Luisa Zintgraf, Sebastian Schulze, Cong Lu, Leo Feng, Maximilian Igl, Kyriacos Shiarlis, Yarin Gal, Katja Hofmann, Shimon Whiteson.
Year: 2021, Volume: 22, Issue: 289, Pages: 1−39
Trading off exploration and exploitation in an unknown environment is key to maximising expected online return during learning. A Bayes-optimal policy, which does so optimally, conditions its actions not only on the environment state but also on the agent's uncertainty about the environment. Computing a Bayes-optimal policy is however intractable for all but the smallest tasks. In this paper, we introduce variational Bayes-Adaptive Deep RL (variBAD), a way to meta-learn approximately Bayes-optimal policies for complex tasks. VariBAD simultaneously meta-learns a variational auto-encoder to perform approximate inference, and a policy that incorporates task uncertainty directly during action selection by conditioning on both the environment state and the approximate belief.
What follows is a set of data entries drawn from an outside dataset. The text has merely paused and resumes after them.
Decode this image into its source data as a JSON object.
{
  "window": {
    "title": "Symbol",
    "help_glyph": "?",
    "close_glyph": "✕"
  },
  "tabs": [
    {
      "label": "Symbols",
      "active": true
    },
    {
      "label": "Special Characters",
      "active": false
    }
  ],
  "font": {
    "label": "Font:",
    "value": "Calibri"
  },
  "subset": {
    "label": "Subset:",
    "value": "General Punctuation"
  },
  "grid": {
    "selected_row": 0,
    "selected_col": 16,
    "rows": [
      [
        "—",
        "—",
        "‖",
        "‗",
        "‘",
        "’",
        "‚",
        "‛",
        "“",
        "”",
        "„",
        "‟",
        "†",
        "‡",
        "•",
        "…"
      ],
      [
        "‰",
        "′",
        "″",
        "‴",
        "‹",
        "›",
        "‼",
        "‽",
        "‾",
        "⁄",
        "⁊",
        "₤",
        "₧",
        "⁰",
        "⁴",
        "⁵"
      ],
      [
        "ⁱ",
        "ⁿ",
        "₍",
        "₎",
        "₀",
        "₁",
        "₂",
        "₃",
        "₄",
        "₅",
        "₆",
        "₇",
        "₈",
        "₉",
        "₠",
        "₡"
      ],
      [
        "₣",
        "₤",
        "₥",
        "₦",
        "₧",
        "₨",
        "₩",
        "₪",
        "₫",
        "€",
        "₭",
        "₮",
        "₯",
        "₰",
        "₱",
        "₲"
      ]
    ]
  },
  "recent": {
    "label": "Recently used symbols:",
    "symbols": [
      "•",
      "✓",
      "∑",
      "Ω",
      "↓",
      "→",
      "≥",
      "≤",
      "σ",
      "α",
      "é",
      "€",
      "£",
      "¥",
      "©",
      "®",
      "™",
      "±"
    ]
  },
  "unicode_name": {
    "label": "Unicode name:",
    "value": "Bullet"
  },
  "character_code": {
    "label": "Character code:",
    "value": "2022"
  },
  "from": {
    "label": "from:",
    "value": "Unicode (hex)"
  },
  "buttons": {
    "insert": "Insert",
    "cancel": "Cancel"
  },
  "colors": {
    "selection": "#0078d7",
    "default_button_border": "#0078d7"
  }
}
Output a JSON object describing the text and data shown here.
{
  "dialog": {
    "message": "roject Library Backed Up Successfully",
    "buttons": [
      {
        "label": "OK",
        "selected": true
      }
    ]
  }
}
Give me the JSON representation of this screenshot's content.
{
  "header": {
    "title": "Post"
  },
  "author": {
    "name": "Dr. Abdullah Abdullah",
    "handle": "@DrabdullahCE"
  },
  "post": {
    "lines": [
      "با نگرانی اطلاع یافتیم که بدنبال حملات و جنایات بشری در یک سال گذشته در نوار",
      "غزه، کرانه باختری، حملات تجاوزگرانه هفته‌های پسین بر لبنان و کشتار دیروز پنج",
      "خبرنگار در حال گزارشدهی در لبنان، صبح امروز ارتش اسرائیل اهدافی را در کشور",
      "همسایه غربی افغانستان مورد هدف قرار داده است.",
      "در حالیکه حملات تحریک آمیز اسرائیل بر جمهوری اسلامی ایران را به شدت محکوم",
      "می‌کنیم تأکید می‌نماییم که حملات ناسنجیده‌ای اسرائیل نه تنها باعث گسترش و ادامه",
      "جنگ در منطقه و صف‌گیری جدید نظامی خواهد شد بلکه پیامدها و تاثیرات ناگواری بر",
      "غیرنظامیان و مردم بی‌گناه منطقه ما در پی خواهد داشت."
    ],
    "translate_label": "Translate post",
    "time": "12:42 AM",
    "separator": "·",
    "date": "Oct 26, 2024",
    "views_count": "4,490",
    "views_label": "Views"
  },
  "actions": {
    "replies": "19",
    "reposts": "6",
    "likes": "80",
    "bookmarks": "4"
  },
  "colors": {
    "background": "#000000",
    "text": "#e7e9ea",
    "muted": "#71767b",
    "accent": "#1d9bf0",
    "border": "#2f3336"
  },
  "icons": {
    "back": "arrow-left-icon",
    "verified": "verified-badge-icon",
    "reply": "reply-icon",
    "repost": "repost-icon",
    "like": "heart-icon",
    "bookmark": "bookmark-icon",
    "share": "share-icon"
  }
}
In two toy domains, we illustrate how variBAD performs structured online exploration as a function of task uncertainty. We further evaluate variBAD on MuJoCo tasks widely used in meta-RL and show that it achieves higher online return than existing methods. On the recently proposed Meta-World ML1 benchmark, variBAD achieves state of the art results by a large margin, fully solving two out of the three ML1 tasks for the first time.